Les expériences de Stanley Milgram en sont la démonstration glaçante : des volontaires ordinaires administrèrent ce qu’ils croyaient être des décharges électriques dangereuses, voire mortelles, à un inconnu, simplement parce qu’un homme en blouse de laboratoire leur disait de continuer. Munger rapprochait cela d’une véritable catastrophe — un accident d’avion où le copilote, s’en remettant à un commandant qui commettait une erreur fatale, ne le corrigea pas avec assez de fermeté, et tout le monde périt. Le copilote voyait le problème ; l’emprise de l’autorité l’empêcha d’agir.

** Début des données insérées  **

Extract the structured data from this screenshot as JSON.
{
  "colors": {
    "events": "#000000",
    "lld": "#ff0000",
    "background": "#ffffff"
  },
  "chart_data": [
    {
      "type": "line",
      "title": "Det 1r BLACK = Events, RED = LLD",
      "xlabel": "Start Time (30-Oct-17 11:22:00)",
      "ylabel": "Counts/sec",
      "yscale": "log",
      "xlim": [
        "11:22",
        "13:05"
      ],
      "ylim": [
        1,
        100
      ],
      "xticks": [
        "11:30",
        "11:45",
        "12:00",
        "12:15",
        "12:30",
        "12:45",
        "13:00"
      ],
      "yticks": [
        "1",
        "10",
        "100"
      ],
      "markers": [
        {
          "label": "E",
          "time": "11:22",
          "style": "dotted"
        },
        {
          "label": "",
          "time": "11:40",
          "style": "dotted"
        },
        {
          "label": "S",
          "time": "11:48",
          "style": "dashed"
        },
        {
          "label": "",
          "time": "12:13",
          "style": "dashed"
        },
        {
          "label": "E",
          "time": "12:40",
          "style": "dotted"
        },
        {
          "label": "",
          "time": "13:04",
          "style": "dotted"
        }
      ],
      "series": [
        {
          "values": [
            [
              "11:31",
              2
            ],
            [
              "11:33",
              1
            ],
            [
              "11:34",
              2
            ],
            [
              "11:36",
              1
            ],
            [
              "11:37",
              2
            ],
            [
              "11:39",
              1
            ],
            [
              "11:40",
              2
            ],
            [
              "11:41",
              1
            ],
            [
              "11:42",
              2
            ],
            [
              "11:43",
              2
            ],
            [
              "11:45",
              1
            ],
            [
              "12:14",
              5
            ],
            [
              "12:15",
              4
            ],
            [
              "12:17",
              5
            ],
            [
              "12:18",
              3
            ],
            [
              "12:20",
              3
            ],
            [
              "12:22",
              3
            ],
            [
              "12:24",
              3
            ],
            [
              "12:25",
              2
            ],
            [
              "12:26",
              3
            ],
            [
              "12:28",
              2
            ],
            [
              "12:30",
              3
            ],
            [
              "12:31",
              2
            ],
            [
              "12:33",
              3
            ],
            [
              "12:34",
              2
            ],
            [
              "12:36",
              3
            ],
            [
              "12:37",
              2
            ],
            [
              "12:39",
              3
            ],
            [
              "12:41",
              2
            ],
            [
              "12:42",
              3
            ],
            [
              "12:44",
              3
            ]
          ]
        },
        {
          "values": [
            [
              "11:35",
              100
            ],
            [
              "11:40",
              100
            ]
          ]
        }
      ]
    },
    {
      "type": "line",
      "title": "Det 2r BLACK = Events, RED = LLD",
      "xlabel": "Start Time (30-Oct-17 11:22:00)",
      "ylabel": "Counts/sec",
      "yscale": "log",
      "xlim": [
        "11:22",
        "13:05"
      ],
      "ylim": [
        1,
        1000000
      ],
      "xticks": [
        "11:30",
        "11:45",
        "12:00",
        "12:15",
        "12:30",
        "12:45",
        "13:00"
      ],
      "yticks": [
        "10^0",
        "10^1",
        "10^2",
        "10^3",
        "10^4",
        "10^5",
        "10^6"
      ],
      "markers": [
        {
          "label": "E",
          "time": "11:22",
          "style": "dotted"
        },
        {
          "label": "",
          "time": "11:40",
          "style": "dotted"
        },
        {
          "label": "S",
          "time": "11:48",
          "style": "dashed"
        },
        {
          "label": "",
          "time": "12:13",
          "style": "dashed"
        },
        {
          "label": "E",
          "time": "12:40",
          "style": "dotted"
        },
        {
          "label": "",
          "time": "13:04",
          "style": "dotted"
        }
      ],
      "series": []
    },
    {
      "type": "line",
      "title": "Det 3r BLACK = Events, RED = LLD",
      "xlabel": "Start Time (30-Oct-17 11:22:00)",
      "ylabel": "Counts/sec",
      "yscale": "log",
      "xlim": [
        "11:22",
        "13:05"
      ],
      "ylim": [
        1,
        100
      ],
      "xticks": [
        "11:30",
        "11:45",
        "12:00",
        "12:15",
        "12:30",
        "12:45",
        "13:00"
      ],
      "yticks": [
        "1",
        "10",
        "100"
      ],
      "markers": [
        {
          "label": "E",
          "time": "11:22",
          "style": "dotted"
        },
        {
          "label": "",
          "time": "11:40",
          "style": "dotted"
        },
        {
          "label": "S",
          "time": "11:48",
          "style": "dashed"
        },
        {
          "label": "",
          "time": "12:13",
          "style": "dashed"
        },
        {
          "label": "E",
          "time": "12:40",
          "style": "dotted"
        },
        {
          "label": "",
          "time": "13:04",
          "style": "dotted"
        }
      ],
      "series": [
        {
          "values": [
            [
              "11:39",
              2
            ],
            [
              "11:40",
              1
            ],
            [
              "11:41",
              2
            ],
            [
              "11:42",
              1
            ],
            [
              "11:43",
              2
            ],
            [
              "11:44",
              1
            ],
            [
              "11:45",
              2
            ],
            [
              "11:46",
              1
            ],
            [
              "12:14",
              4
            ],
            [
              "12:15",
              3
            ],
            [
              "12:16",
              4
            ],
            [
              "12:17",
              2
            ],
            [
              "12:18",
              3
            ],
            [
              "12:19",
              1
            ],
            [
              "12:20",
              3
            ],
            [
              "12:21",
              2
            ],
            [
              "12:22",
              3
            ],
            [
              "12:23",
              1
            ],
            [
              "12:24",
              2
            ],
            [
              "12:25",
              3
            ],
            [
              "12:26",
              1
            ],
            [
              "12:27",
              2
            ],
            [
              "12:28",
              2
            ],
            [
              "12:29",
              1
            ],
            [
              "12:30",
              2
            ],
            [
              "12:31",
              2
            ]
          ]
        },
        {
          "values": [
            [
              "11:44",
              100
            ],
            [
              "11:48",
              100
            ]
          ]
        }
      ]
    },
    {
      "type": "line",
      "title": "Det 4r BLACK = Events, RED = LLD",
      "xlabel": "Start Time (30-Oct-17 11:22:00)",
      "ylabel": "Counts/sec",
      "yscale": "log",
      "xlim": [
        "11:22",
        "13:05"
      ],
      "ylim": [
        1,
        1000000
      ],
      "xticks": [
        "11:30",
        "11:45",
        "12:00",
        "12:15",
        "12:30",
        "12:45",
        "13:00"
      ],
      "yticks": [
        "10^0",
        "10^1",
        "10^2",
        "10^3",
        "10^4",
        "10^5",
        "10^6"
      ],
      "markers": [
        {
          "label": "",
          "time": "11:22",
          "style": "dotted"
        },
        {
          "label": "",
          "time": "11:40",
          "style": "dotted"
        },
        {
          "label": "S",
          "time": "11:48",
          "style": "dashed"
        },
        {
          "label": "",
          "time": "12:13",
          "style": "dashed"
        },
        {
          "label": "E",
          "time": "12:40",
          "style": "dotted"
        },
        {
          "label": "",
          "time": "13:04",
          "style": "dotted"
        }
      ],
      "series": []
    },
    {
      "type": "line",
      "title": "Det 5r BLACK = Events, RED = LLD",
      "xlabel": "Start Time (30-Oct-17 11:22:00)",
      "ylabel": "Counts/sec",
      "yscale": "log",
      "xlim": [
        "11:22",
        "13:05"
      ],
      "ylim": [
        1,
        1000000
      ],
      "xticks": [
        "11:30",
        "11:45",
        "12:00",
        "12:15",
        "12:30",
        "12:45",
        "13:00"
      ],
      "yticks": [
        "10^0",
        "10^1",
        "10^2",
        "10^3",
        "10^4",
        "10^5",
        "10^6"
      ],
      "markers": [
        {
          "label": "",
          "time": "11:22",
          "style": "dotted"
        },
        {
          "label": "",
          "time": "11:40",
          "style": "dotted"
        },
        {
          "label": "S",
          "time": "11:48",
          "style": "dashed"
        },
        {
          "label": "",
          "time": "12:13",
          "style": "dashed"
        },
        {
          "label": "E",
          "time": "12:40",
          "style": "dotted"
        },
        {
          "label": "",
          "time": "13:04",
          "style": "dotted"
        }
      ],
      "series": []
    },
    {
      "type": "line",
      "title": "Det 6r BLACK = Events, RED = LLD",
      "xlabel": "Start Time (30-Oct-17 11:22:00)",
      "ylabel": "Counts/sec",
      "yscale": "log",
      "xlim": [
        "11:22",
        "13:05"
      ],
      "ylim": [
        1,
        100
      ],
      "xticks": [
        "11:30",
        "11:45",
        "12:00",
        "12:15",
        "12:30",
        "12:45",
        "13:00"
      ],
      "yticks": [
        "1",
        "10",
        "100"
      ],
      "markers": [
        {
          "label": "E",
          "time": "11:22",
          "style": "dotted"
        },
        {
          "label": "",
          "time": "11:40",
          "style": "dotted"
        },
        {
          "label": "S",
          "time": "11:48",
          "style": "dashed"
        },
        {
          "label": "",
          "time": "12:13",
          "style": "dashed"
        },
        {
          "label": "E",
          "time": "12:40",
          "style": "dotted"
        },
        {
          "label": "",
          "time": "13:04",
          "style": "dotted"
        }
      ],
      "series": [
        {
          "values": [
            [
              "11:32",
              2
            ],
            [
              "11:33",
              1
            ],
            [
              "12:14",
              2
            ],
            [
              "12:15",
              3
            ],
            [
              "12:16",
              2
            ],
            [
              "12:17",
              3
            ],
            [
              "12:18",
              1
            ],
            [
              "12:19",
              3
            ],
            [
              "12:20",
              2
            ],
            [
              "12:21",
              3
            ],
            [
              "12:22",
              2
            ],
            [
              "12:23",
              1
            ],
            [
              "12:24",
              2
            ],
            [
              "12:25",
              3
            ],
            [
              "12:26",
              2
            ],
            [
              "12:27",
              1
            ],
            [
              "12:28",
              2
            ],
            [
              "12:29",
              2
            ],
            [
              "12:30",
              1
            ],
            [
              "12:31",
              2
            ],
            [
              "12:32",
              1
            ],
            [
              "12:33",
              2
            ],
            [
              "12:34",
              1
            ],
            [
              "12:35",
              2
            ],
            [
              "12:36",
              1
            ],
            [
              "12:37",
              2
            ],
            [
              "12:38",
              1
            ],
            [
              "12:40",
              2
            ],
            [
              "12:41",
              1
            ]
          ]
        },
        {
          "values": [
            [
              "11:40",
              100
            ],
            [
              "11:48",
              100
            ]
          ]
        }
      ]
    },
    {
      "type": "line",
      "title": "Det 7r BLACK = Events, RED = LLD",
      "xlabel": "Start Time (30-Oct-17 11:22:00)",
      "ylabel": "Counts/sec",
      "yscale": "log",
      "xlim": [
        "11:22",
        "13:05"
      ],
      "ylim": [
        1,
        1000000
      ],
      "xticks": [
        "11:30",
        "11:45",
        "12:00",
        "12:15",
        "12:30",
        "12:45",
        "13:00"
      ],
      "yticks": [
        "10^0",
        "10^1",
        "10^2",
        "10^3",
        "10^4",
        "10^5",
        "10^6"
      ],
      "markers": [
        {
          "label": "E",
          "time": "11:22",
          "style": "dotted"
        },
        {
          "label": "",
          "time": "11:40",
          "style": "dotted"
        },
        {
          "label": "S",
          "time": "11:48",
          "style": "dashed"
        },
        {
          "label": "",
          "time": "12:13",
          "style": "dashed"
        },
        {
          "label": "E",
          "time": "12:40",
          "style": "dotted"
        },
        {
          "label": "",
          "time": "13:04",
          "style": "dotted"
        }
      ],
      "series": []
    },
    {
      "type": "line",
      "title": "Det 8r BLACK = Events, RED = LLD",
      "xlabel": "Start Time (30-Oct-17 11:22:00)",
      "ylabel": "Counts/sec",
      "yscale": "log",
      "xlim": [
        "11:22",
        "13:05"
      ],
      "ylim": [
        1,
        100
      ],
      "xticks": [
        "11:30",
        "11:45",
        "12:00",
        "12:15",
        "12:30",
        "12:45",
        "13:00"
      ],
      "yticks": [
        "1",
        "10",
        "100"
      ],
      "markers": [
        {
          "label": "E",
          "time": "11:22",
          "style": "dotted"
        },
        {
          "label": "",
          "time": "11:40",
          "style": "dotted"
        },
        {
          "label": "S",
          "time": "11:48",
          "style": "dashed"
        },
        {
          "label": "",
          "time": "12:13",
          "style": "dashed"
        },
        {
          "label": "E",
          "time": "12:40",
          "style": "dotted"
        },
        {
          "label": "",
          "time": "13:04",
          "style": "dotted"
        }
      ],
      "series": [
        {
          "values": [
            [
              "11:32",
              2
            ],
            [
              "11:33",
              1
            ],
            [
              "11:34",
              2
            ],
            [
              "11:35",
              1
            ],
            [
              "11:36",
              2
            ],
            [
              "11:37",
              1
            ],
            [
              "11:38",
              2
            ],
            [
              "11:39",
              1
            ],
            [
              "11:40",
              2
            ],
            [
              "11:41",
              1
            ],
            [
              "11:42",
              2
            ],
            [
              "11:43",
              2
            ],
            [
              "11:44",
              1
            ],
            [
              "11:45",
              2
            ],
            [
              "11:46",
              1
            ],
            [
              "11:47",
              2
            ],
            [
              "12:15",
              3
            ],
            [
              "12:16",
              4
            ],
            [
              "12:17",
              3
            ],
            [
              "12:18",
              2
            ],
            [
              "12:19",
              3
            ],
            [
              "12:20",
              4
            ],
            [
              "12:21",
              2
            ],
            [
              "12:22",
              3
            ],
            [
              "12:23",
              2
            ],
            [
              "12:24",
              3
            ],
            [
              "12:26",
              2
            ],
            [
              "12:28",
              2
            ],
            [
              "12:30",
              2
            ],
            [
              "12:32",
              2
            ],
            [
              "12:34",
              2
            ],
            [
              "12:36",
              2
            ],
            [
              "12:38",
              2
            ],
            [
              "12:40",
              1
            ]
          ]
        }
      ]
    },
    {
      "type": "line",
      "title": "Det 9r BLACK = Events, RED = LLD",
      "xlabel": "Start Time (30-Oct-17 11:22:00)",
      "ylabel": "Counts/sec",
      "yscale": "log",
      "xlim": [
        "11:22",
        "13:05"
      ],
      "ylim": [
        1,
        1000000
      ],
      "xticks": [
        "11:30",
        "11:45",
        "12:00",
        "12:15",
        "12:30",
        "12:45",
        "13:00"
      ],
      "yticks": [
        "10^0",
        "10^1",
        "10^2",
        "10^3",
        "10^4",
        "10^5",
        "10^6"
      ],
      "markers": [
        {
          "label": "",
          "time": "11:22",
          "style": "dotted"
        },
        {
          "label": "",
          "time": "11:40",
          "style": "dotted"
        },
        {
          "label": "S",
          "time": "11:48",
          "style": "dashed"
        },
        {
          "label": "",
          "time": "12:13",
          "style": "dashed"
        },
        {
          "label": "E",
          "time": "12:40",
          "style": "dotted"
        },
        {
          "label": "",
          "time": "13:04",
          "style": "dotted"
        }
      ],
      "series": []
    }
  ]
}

Le danger s’aiguise lorsque l’autorité a tort, est mal comprise ou n’est qu’apparente — un « expert » sûr de lui mais hors de son véritable domaine de compétence, ou une consigne mal interprétée par des subordonnés qui supposent que le patron sait forcément mieux. Les parades de Munger consistaient à évaluer le fond de ce que l’autorité vous dit plutôt que de s’incliner devant la fonction, à se méfier tout particulièrement quand l’ordre d’une autorité entre en conflit avec son propre jugement clair, et, en tant que dirigeant, à inviter activement ses subordonnés à le contredire, car une culture de l’obéissance aveugle finit par précipiter l’avion au sol.